The project would not be feasible if these measures were implemented, said Samantha Ralston, birds and renewable energy manager at BirdLife South Africa, because wind turbines would not generate electricity when not turning.

Ralston said the conservation community lacked sufficient information to know whether proposed mitigation measures would be effective in substantially reducing the risk to the vultures. She called for more research to understand “how often, at what height and under what conditions the birds move through the site.”

An application of tracking data

The outcomes of Krüger’s team’s research then became handy.

A study using data from 2009 to 2013 of the three-dimensional movements of 21 of the 25 bearded vultures fitted with the solar-powered GPS tags was published in 2015.

“We used data collected in Lesotho and South Africa to create [collision] risk models,” said raptor biologist and co-author Arjun Amar, of the FitzPatrick Institute of African Ornithology at the University of Cape Town. “The models were further refined by incorporating flying heights at risk of collision to predict areas prone to impact with wind turbines.”

The transmitters generated data, logging the vultures’ location, altitude, and speed every hour during daylight, allowing the team to develop different models for birds of different ages.

Close-up of the backpack GPS transmitter. Fitting a tracking tag on large bird like a vulture takes a team.
Close-up of the backpack GPS transmitter. Fitting a tracking tag on a large bird like a vulture takes a team.
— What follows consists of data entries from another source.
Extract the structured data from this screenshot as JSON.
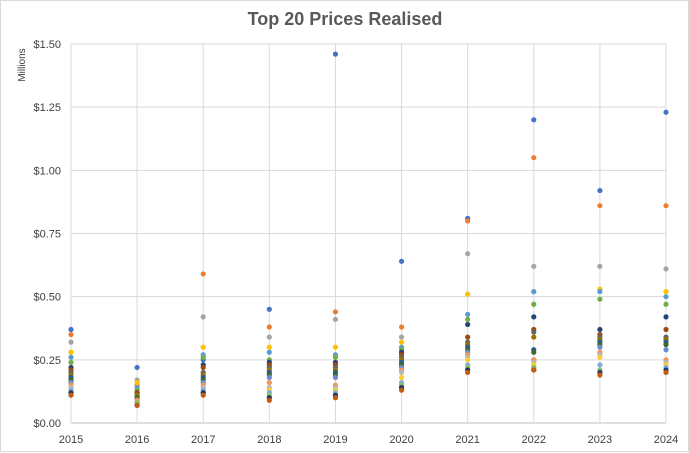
{
  "chart_data": {
    "type": "scatter",
    "title": "Top 20 Prices Realised",
    "yunit_label": "Millions",
    "xlabel": "",
    "ylabel": "",
    "xlim": [
      2015,
      2024
    ],
    "ylim": [
      0,
      1.5
    ],
    "x_ticks": [
      "2015",
      "2016",
      "2017",
      "2018",
      "2019",
      "2020",
      "2021",
      "2022",
      "2023",
      "2024"
    ],
    "y_ticks": [
      {
        "value": 0,
        "label": "$0.00"
      },
      {
        "value": 0.25,
        "label": "$0.25"
      },
      {
        "value": 0.5,
        "label": "$0.50"
      },
      {
        "value": 0.75,
        "label": "$0.75"
      },
      {
        "value": 1.0,
        "label": "$1.00"
      },
      {
        "value": 1.25,
        "label": "$1.25"
      },
      {
        "value": 1.5,
        "label": "$1.50"
      }
    ],
    "grid": true,
    "legend": "none",
    "series": [
      {
        "color": "#4472c4",
        "points": [
          [
            2015,
            0.37
          ],
          [
            2016,
            0.22
          ],
          [
            2017,
            0.25
          ],
          [
            2018,
            0.45
          ],
          [
            2019,
            1.46
          ],
          [
            2020,
            0.64
          ],
          [
            2021,
            0.81
          ],
          [
            2022,
            1.2
          ],
          [
            2023,
            0.92
          ],
          [
            2024,
            1.23
          ]
        ]
      },
      {
        "color": "#ed7d31",
        "points": [
          [
            2015,
            0.35
          ],
          [
            2016,
            0.15
          ],
          [
            2017,
            0.59
          ],
          [
            2018,
            0.38
          ],
          [
            2019,
            0.44
          ],
          [
            2020,
            0.38
          ],
          [
            2021,
            0.8
          ],
          [
            2022,
            1.05
          ],
          [
            2023,
            0.86
          ],
          [
            2024,
            0.86
          ]
        ]
      },
      {
        "color": "#a5a5a5",
        "points": [
          [
            2015,
            0.32
          ],
          [
            2016,
            0.17
          ],
          [
            2017,
            0.42
          ],
          [
            2018,
            0.34
          ],
          [
            2019,
            0.41
          ],
          [
            2020,
            0.34
          ],
          [
            2021,
            0.67
          ],
          [
            2022,
            0.62
          ],
          [
            2023,
            0.62
          ],
          [
            2024,
            0.61
          ]
        ]
      },
      {
        "color": "#ffc000",
        "points": [
          [
            2015,
            0.28
          ],
          [
            2016,
            0.16
          ],
          [
            2017,
            0.3
          ],
          [
            2018,
            0.3
          ],
          [
            2019,
            0.3
          ],
          [
            2020,
            0.32
          ],
          [
            2021,
            0.51
          ],
          [
            2022,
            0.52
          ],
          [
            2023,
            0.53
          ],
          [
            2024,
            0.52
          ]
        ]
      },
      {
        "color": "#5b9bd5",
        "points": [
          [
            2015,
            0.26
          ],
          [
            2016,
            0.14
          ],
          [
            2017,
            0.27
          ],
          [
            2018,
            0.28
          ],
          [
            2019,
            0.27
          ],
          [
            2020,
            0.3
          ],
          [
            2021,
            0.43
          ],
          [
            2022,
            0.52
          ],
          [
            2023,
            0.52
          ],
          [
            2024,
            0.5
          ]
        ]
      },
      {
        "color": "#70ad47",
        "points": [
          [
            2015,
            0.24
          ],
          [
            2016,
            0.13
          ],
          [
            2017,
            0.26
          ],
          [
            2018,
            0.25
          ],
          [
            2019,
            0.26
          ],
          [
            2020,
            0.29
          ],
          [
            2021,
            0.41
          ],
          [
            2022,
            0.47
          ],
          [
            2023,
            0.49
          ],
          [
            2024,
            0.47
          ]
        ]
      },
      {
        "color": "#264478",
        "points": [
          [
            2015,
            0.22
          ],
          [
            2016,
            0.12
          ],
          [
            2017,
            0.23
          ],
          [
            2018,
            0.24
          ],
          [
            2019,
            0.24
          ],
          [
            2020,
            0.28
          ],
          [
            2021,
            0.39
          ],
          [
            2022,
            0.42
          ],
          [
            2023,
            0.37
          ],
          [
            2024,
            0.42
          ]
        ]
      },
      {
        "color": "#9e480e",
        "points": [
          [
            2015,
            0.21
          ],
          [
            2016,
            0.12
          ],
          [
            2017,
            0.22
          ],
          [
            2018,
            0.23
          ],
          [
            2019,
            0.23
          ],
          [
            2020,
            0.27
          ],
          [
            2021,
            0.34
          ],
          [
            2022,
            0.37
          ],
          [
            2023,
            0.35
          ],
          [
            2024,
            0.37
          ]
        ]
      },
      {
        "color": "#636363",
        "points": [
          [
            2015,
            0.2
          ],
          [
            2016,
            0.11
          ],
          [
            2017,
            0.2
          ],
          [
            2018,
            0.22
          ],
          [
            2019,
            0.22
          ],
          [
            2020,
            0.26
          ],
          [
            2021,
            0.32
          ],
          [
            2022,
            0.36
          ],
          [
            2023,
            0.34
          ],
          [
            2024,
            0.34
          ]
        ]
      },
      {
        "color": "#997300",
        "points": [
          [
            2015,
            0.19
          ],
          [
            2016,
            0.11
          ],
          [
            2017,
            0.19
          ],
          [
            2018,
            0.21
          ],
          [
            2019,
            0.21
          ],
          [
            2020,
            0.25
          ],
          [
            2021,
            0.31
          ],
          [
            2022,
            0.34
          ],
          [
            2023,
            0.33
          ],
          [
            2024,
            0.33
          ]
        ]
      },
      {
        "color": "#255e91",
        "points": [
          [
            2015,
            0.18
          ],
          [
            2016,
            0.1
          ],
          [
            2017,
            0.18
          ],
          [
            2018,
            0.2
          ],
          [
            2019,
            0.2
          ],
          [
            2020,
            0.24
          ],
          [
            2021,
            0.3
          ],
          [
            2022,
            0.29
          ],
          [
            2023,
            0.32
          ],
          [
            2024,
            0.32
          ]
        ]
      },
      {
        "color": "#43682b",
        "points": [
          [
            2015,
            0.17
          ],
          [
            2016,
            0.1
          ],
          [
            2017,
            0.17
          ],
          [
            2018,
            0.19
          ],
          [
            2019,
            0.19
          ],
          [
            2020,
            0.23
          ],
          [
            2021,
            0.29
          ],
          [
            2022,
            0.28
          ],
          [
            2023,
            0.31
          ],
          [
            2024,
            0.31
          ]
        ]
      },
      {
        "color": "#698ed0",
        "points": [
          [
            2015,
            0.16
          ],
          [
            2016,
            0.09
          ],
          [
            2017,
            0.16
          ],
          [
            2018,
            0.18
          ],
          [
            2019,
            0.18
          ],
          [
            2020,
            0.22
          ],
          [
            2021,
            0.28
          ],
          [
            2022,
            0.25
          ],
          [
            2023,
            0.3
          ],
          [
            2024,
            0.29
          ]
        ]
      },
      {
        "color": "#f1975a",
        "points": [
          [
            2015,
            0.15
          ],
          [
            2016,
            0.09
          ],
          [
            2017,
            0.15
          ],
          [
            2018,
            0.16
          ],
          [
            2019,
            0.15
          ],
          [
            2020,
            0.21
          ],
          [
            2021,
            0.27
          ],
          [
            2022,
            0.25
          ],
          [
            2023,
            0.28
          ],
          [
            2024,
            0.25
          ]
        ]
      },
      {
        "color": "#b7b7b7",
        "points": [
          [
            2015,
            0.14
          ],
          [
            2016,
            0.08
          ],
          [
            2017,
            0.14
          ],
          [
            2018,
            0.14
          ],
          [
            2019,
            0.14
          ],
          [
            2020,
            0.2
          ],
          [
            2021,
            0.26
          ],
          [
            2022,
            0.24
          ],
          [
            2023,
            0.27
          ],
          [
            2024,
            0.24
          ]
        ]
      },
      {
        "color": "#ffcd33",
        "points": [
          [
            2015,
            0.13
          ],
          [
            2016,
            0.08
          ],
          [
            2017,
            0.13
          ],
          [
            2018,
            0.13
          ],
          [
            2019,
            0.13
          ],
          [
            2020,
            0.18
          ],
          [
            2021,
            0.25
          ],
          [
            2022,
            0.23
          ],
          [
            2023,
            0.26
          ],
          [
            2024,
            0.23
          ]
        ]
      },
      {
        "color": "#7cafdd",
        "points": [
          [
            2015,
            0.13
          ],
          [
            2016,
            0.08
          ],
          [
            2017,
            0.13
          ],
          [
            2018,
            0.12
          ],
          [
            2019,
            0.12
          ],
          [
            2020,
            0.16
          ],
          [
            2021,
            0.23
          ],
          [
            2022,
            0.22
          ],
          [
            2023,
            0.23
          ],
          [
            2024,
            0.22
          ]
        ]
      },
      {
        "color": "#8cc168",
        "points": [
          [
            2015,
            0.12
          ],
          [
            2016,
            0.08
          ],
          [
            2017,
            0.12
          ],
          [
            2018,
            0.11
          ],
          [
            2019,
            0.11
          ],
          [
            2020,
            0.15
          ],
          [
            2021,
            0.22
          ],
          [
            2022,
            0.22
          ],
          [
            2023,
            0.21
          ],
          [
            2024,
            0.21
          ]
        ]
      },
      {
        "color": "#1f3864",
        "points": [
          [
            2015,
            0.12
          ],
          [
            2016,
            0.07
          ],
          [
            2017,
            0.12
          ],
          [
            2018,
            0.1
          ],
          [
            2019,
            0.11
          ],
          [
            2020,
            0.14
          ],
          [
            2021,
            0.21
          ],
          [
            2022,
            0.21
          ],
          [
            2023,
            0.2
          ],
          [
            2024,
            0.21
          ]
        ]
      },
      {
        "color": "#c55a11",
        "points": [
          [
            2015,
            0.11
          ],
          [
            2016,
            0.07
          ],
          [
            2017,
            0.11
          ],
          [
            2018,
            0.09
          ],
          [
            2019,
            0.1
          ],
          [
            2020,
            0.13
          ],
          [
            2021,
            0.2
          ],
          [
            2022,
            0.21
          ],
          [
            2023,
            0.19
          ],
          [
            2024,
            0.2
          ]
        ]
      }
    ]
  }
}
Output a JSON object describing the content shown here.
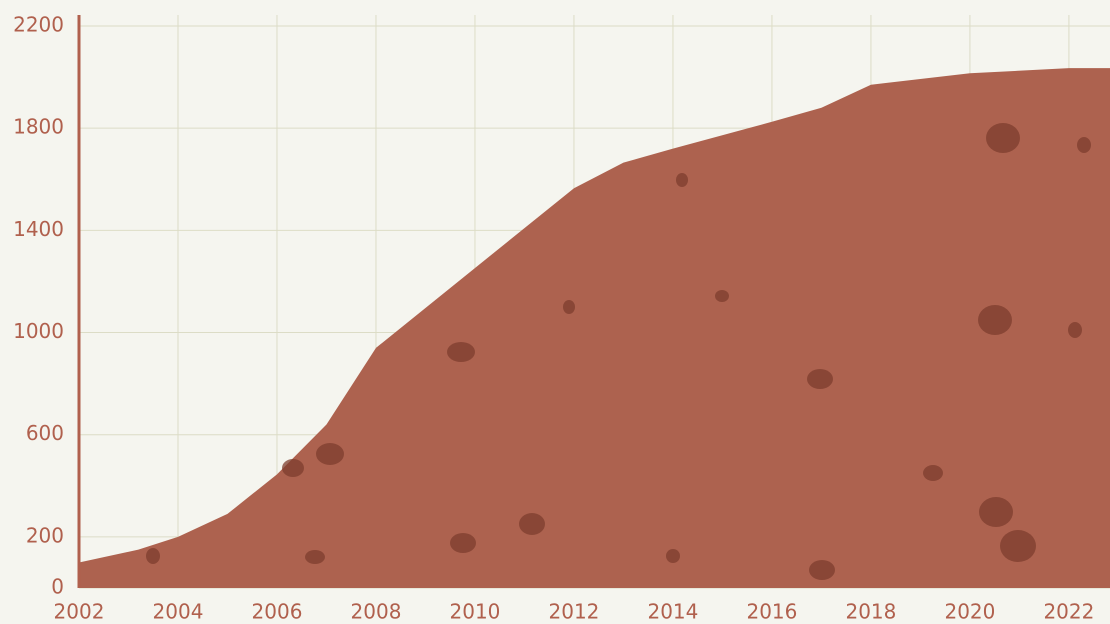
{
  "chart_data": {
    "type": "area",
    "x": [
      2002,
      2003.2,
      2004,
      2005,
      2006,
      2007,
      2008,
      2012,
      2013,
      2014,
      2016,
      2017,
      2018,
      2020,
      2022,
      2022.83
    ],
    "values": [
      100,
      150,
      200,
      290,
      445,
      640,
      940,
      1565,
      1665,
      1720,
      1825,
      1880,
      1970,
      2015,
      2035,
      2035
    ],
    "color": "#ad624f",
    "xlim": [
      2002,
      2022.83
    ],
    "xticks": [
      2002,
      2004,
      2006,
      2008,
      2010,
      2012,
      2014,
      2016,
      2018,
      2020,
      2022
    ],
    "ylim": [
      0,
      2200
    ],
    "yticks": [
      0,
      200,
      600,
      1000,
      1400,
      1800,
      2200
    ],
    "grid": true
  }
}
Image by Stephanie Walters.

The sites proposed for the two wind farms were in areas heavily used by vultures and therefore likely to damage the vulture population through collisions, the study concluded. “Altitudes of fixes of adults and non-adults,” the authors said in their paper, “showed that they spent 55 percent and 66 percent of their time, respectively, at heights that placed them at risk of collision.”

“We did not want to stand in the way of development,” Amar told Mongabay. “Our aim was to produce maps that could be used to promote sustainable development.”

The wind energy developers and financiers backing the wind farm cancelled their project. Four years later, in early 2018, the U.K.-based firm AGR-Renewables resurrected the project.

“We have delivered a number of wind and solar energy projects in the UK over the last years, all in line with the environmental standards required under the UK planning system,” Tom Forsyth of AGR-Renewables told The Star, a South African newspaper, in February 2018.

The company was aware of the concerns raised about the project, Forsyth added, and it had employed a team of bird specialists to carry out “an intensive programme of bird monitoring — something that has hitherto not been carried out … to evaluate the potential impact of the project and the suitability or otherwise of the site to accommodate the proposed wind farm,” he told The Star.

An adult bearded vulture with a backpack transmitter. The tag weighs around 1 percent of the bird’s weight. Image by Rickert van der Westhuizen.

In the end, the new developer also withdrew from the project, Krüger said. “They took heed of our concerns.”

Krüger’s team still tracks four bearded and two Cape vultures from the original group, and she checks on them regularly.

“The design of the project has managed to get excellent results,” Krüger said, adding the technology has been adapted for tracking other bird species, including hornbills.